Oto historia damskich spodni.
      Aż do XIX wieku kobiety chodziły wyłącznie w sukniach. I nie było w tym nic dziwnego, wszak nie uprawiały sportów, nie prowadziły samochodów, nie pracowały w fabrykach. Ale z czasem ta sytuacja zaczęła się zmieniać. W XIX wieku, po przemianach związanych z Wiosną Ludów, kobiety zaczęły inaczej spędzać czas niż do tej pory – jeździły na nartach, grały w golfa, jeździły na rowerze. I o ile do pierwszych dwóch czynności wystarczyło skrócenie spódnic, o tyle na rowerze jeździć było nie sposób. Dlatego właśnie feministki zaczęły propagować noszenie spodni, a model, noszony przez jedną z nich, Amelię Jenks Bloomer, zwężany u dołu i szeroki na górze, do tej pory funkcjonuje w modzie pod nazwą „pumpy”.
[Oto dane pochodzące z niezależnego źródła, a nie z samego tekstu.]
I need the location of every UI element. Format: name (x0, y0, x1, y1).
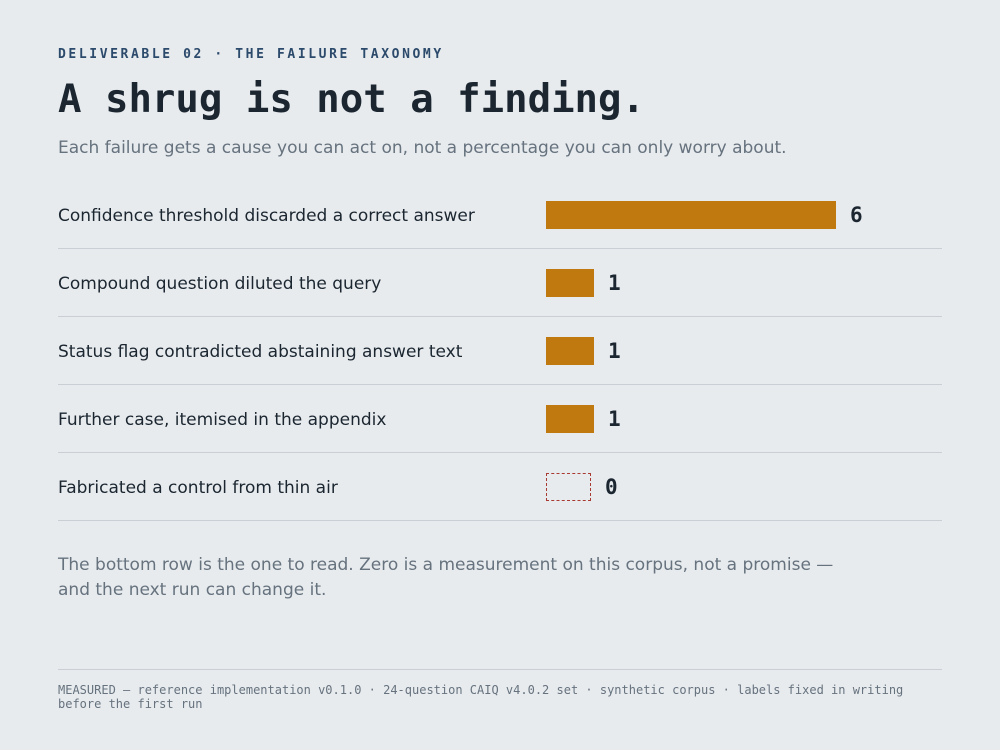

      W czasie I wojny światowej kobiety musiały zajmować się interesami mężczyzn, którzy poszli na front, nic więc dziwnego, że wraz z ich sprawami, przejęły także ich modę i wkładały spodnie coraz chętniej. Do popularyzacji tej części garderoby wśród kobiet przyczyniła się znana na całym świecie projektantka, Coco Chanel, która ubierała się „na chłopczycę” i nosiła zawsze krótkie, męskie fryzury.
      Po drugiej wojnie światowej, ze względu na ogromne zniszczenia w Europie, stolicą mody stały się Stany Zjednoczone, a prawdziwym hitem – dżinsy, które nosili nie tylko mężczyźni, ale i kobiety, które coraz częściej pracowały zawodowo. Dla nich właśnie w latach 60-tych stworzony został elegancki model spodni, sprzedawany w komplecie z kamizelką. Od tej chwili był już tylko krok do rozpowszechnienia się spodni jako zamiennika dla spódnic, także na uroczyste okazje. Ten fakt, a także moda na dżinsy, promowana przez hippisów w latach 70-tych sprawiły, że produkcja spodni była w tym okresie trzykrotnie większa niż produkcja spódnic i tak też zostało po dziś dzień.